National group gives Maine D+ for teacher training

Posted Jan. 24, 2013, at 4:12 p.m.

AUGUSTA, Maine — The state’s rookie teachers are woefully unprepared for working in the classroom but no worse off than the dismal national average, according to a new report from the National Council on Teacher Quality.

The council, in a report released Wednesday, gave Maine a grade of D+ for its teacher preparation policies in 2012. That’s an improvement from Maine’s standing in 2011, when it received a D, and equal to the national average. According to the report, Maine is in a minority of 14 states which improved their performance year over year.

That improvement, according to education officials, is evidence that Maine is moving in the right direction, albeit slowly.

“What I got from this report is that Maine is average,” said Lois Kilby-Chesley, president of the Maine Education Association. “Could we improve on some of the things that were mentioned in the report? Of course we could. But this is another one of these out-of-state groups who are trying to grade Maine education and Maine schools, when most of them have never stepped a day inside a school. I think we have to take what they say with a grain of salt.”

The report suggests a range of changes to teacher-training policies in Maine:

• Raising admission requirements at higher education institutions so only the most qualified would-be teachers are admitted.

• Ensuring that elementary teachers know their subject matter and have the knowledge and skills to teach the Common Core State Standards, a 2-year-old program in which a majority of states are working toward enacting common academic standards.

• Prohibiting K-8 teaching licenses that don’t distinguish between teaching elementary and middle school students.

• Ensuring that secondary social studies teachers have sufficient content knowledge.

• Increasing standards for special education teacher standards to ensure they are capable of teaching grade-level content.

• Requiring that student teachers are assigned to teachers who have demonstrated evidence of effectiveness as measured by student achievement.

• Setting minimum performance standards for teacher preparation programs and holding them accountable for the performance of their graduates.

According to the report, 94 percent of teacher preparation programs in Maine are “insufficiently selective and failing to ensure that candidates come from the top half of the college-going population.” This week’s report serves as a preamble to another report scheduled for release later this year that will focus on what higher education organizations are doing well in teacher training, as well as where they’re failing.

Kilby-Chesley said she supports more rigorous training standards for would-be teachers, but from a practical perspective she sees a problem: Teaching in Maine isn’t lucrative enough to fill training programs with top-tier candidates.

“The problem with raising admission requirements in Maine, is that teachers come out the other end with a starting salary of $30,000 a year,” she said. “Our problem is not so much that we need to raise admission requirements as it is that we can’t attract some of the students we would like to have into teaching career paths.”

David Connerty-Marin, spokesman for the Department of Education, said many of the suggestions in the report are aspects Maine is already working on, such as improving teachers’ understanding of the Common Core State Standards. Other areas, such as raising admissions thresholds in higher education and setting performance standards for those same institutions, hit roadblocks because the Maine Department of Education doesn’t oversee higher education.

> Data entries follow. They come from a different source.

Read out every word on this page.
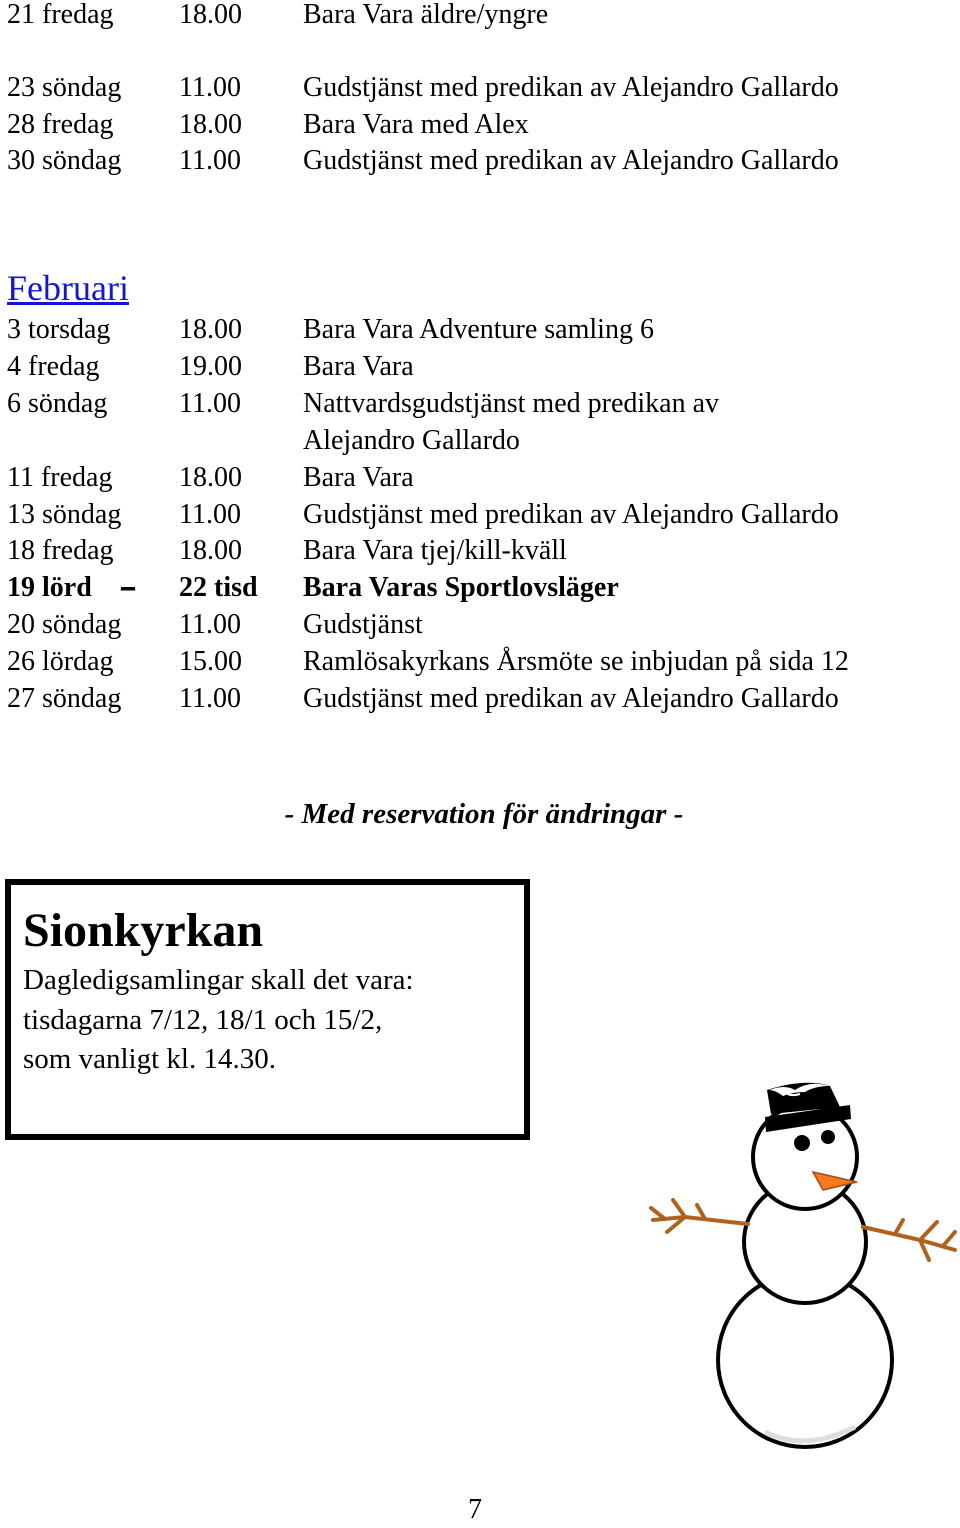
21 fredag 18.00 Bara Vara äldre/yngre
23 söndag 11.00 Gudstjänst med predikan av Alejandro Gallardo
28 fredag 18.00 Bara Vara med Alex
30 söndag 11.00 Gudstjänst med predikan av Alejandro Gallardo
Februari
3 torsdag 18.00 Bara Vara Adventure samling 6
4 fredag	19.00 Bara Vara
6 söndag	11.00 Nattvardsgudstjänst med predikan av
Alejandro Gallardo
11 fredag 18.00 Bara Vara
13 söndag 11.00 Gudstjänst med predikan av Alejandro Gallardo
18 fredag 18.00 Bara Vara tjej/kill-kväll
19 lörd – 22 tisd Bara Varas Sportlovsläger
20 söndag 11.00 Gudstjänst
26 lördag 15.00 Ramlösakyrkans Årsmöte se inbjudan på sida 12
27 söndag 11.00 Gudstjänst med predikan av Alejandro Gallardo
- Med reservation för ändringar -
Sionkyrkan
Dagledigsamlingar skall det vara:
tisdagarna 7/12, 18/1 och 15/2,
som vanligt kl. 14.30.
7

“We find reports like this useful in getting a sense of where we are on policies and achievement in comparison to other states,” said Connerty-Marin. “We agree on many of these recommendations.”

National Council on Teacher Quality President Kate Walsh said many states are putting a lot of effort into professional development for teachers — including Maine, which is in the midst of developing a new teacher and principal evaluation system — and that some emphasis needs to be shifted to precareer training.

“With so much attention on the issue of teacher effectiveness, the relative lack of attention to how candidates for teaching are prepared for the job in the first place is puzzling,” said Walsh in a news release. “Our teachers deserve the very best preparation so that they can step into the classroom and help our students prepare to be the most successful in the world.”